Lamps Plus Goes Lights Out with IBM i Automation from Help/Systems
January 8, 2013 Alex Woodie
If you’ve ever walked into a Lamps Plus store, you may have found yourself donning sunglasses to help shield your eyes from the massive amount of light shining from lamps of every size and type imaginable. But if you were to find yourself in one of Lamps Plus’ server rooms, you may find yourself searching for the light switch, because the company has gone “lights out” during off hours thanks to IBM i automation software from Help/Systems.
Lamps Plus is the largest retailer of specialty lighting in the country. The privately held company sells about 40,000 products through 40 stores in the Western U.S. and an ecommerce website, and employs about 1,000 people. The 36-year-old company relies on two IBM Power Systems servers, located at its headquarters in Chatsworth, California, and a warehouse in nearby Redlands to automate its business processes. Core applications running on a pair of Model 525 servers in Chatsworth and Redlands include an IBM i-based warehouse management system from Manhattan Associates that streamlines the management of 1 million square feet of warehouse space, and an order management system running on AIX. Rounding out the mix is a Windows-based point of sale (POS) system.
Keeping everything running smoothly is the responsibility of John Dunn, Lamps Plus’ IT operations manager. Dunn oversees an IT staff that used to spend a considerable amount of time (and overtime) keeping the IBM i, AIX, and Windows systems in synch. The IBM i server is the company’s system of record, but getting the various files from the Windows and AIX environments into the IBM i servers required manual intervention by Lamps Plus’ IT staff. That meant working nights and weekends to ensure execution of batch processes.
This reliance on manual processes and separate, time-based schedulers for IBM i, AIX, and Windows started to change when Lamps Plus began implementing Help/Systems’ automation software. At the center of Lamps Plus’ new automated process is Robot/SCHEDULE Enterprise, which lives on the IBM i server, but has hooks into other systems used at Lamps Plus.
Dunn worked with Help/Systems to set up a batch scheduling system with Robot/SCHEDULE Enterprise that could run by itself, and overcome the little bumps in the road that would otherwise require human hand-holding. The use of Help/Systems’ scripting language, called OPAL (OPerator Assistance Language) and independent “check point” jobs were instrumental in achieving Lamps Plus’ goal of automating the movement of order data from the Windows POS system to the IBM i server during the evening shift, Dunn says.
“During the nightly process, five Robot/SCHEDULE Enterprise jobs react to each other and control about 100 other jobs,” Dunn says in the case study. “We use OPAL, date objects, and the Robot/SCHEDULE Enterprise built-in FTP process.
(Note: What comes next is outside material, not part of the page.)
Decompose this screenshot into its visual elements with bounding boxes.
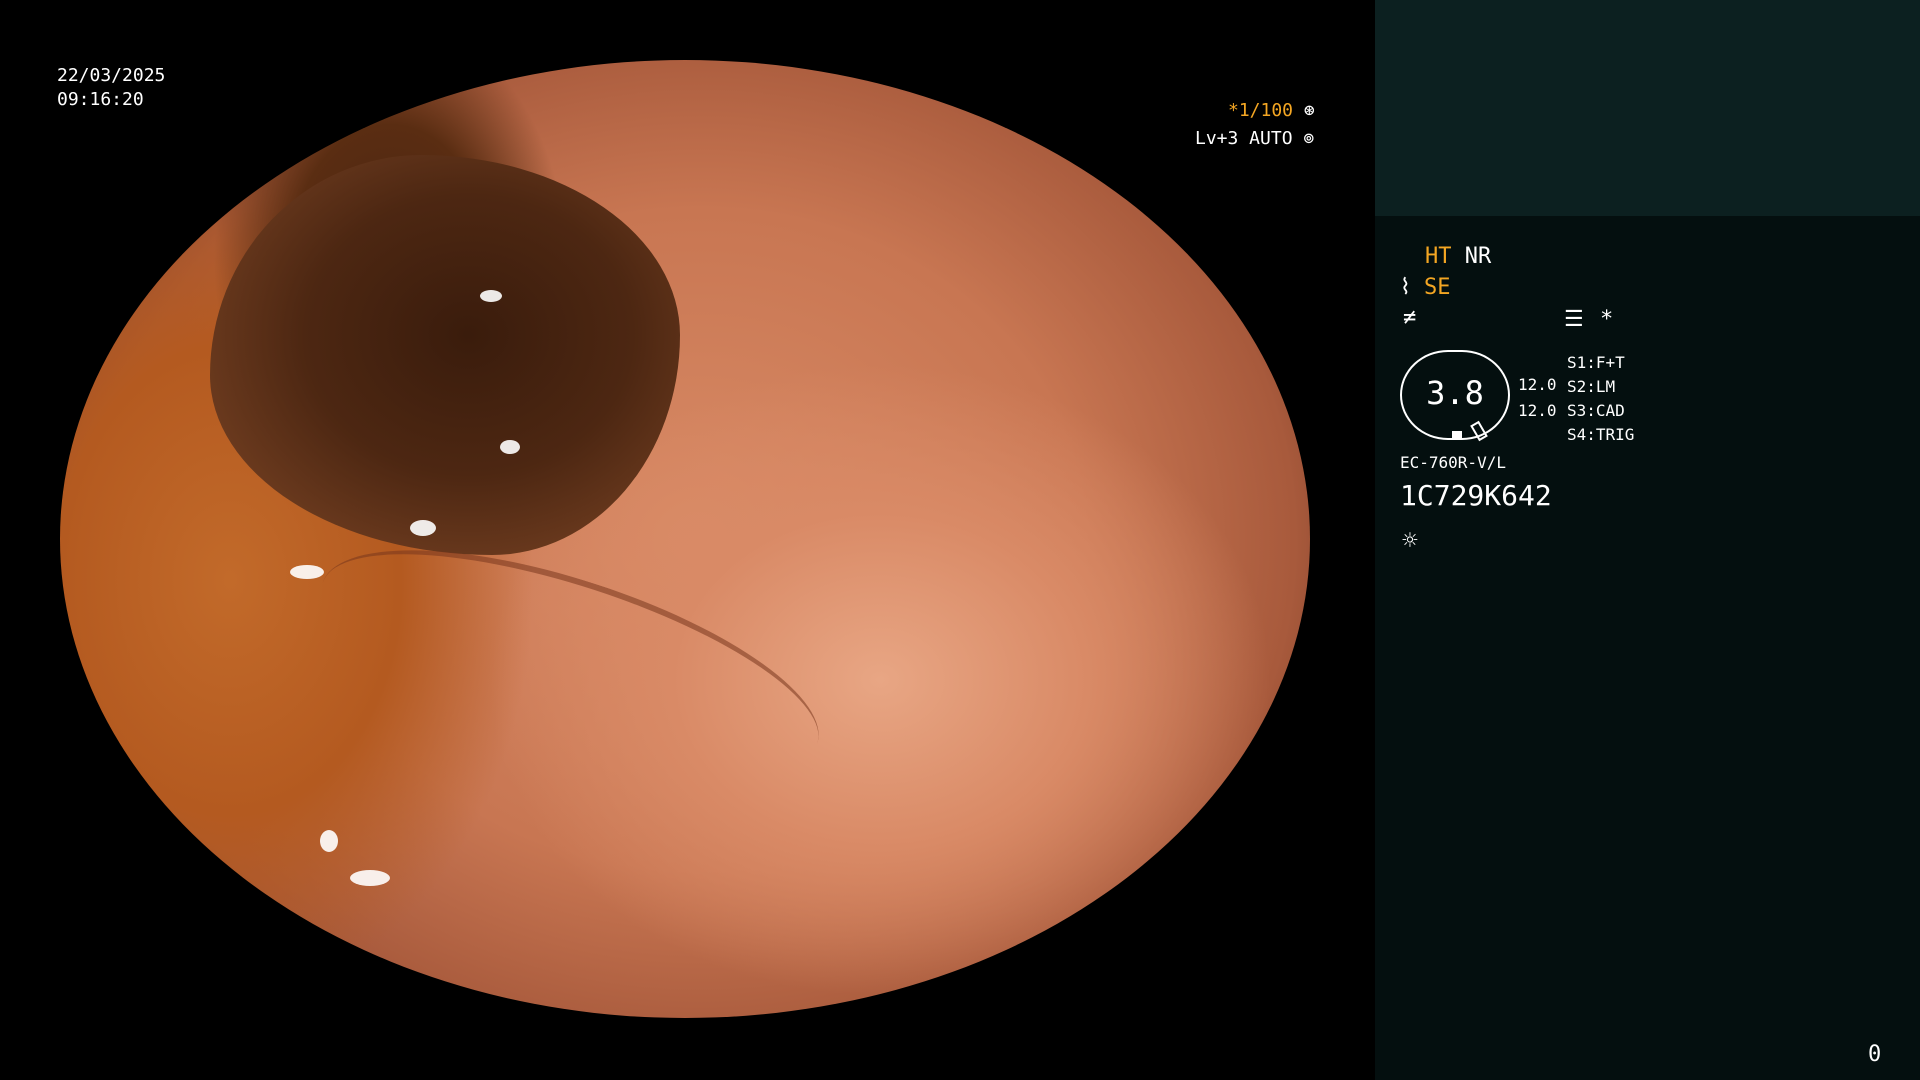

Before, this was a manual process that took hours. Now, just one click in Robot/SCHEDULE Enterprise and the entire process runs.”
Lamps Plus reports a 27 percent drop in overtime six months after beginning the Help/Systems implementation. “With automation, Sunday actually becomes a day off, the night shift is unmanned, and the operators only have to work at night if there are errors,” Dunn says.
The use of checkpoint jobs–or jobs that live within other jobs within Robot/SCHEDULE–is critical in giving Dunn peace of mind in the darkness. “If a checkpoint job doesn’t run, an alert gets sent. So, I can see that one part ran, but the next part didn’t,” he says. “These checkpoint jobs are reactive, so if a job doesn’t start, I know about it immediately, not the next day when I walk in. That means we can get on the system and do something about it. It’s nice–if we’re running unattended, I want more things telling me what’s going on, not fewer.”
Lamps Plus is using two other Help/Systems products, including the Robot/ALERT message notification software, and the Robot/CONSOLE message manager and resource monitor. The company plans to incorporate AIX into its Robot/SCHEDULE job scheduling routine soon.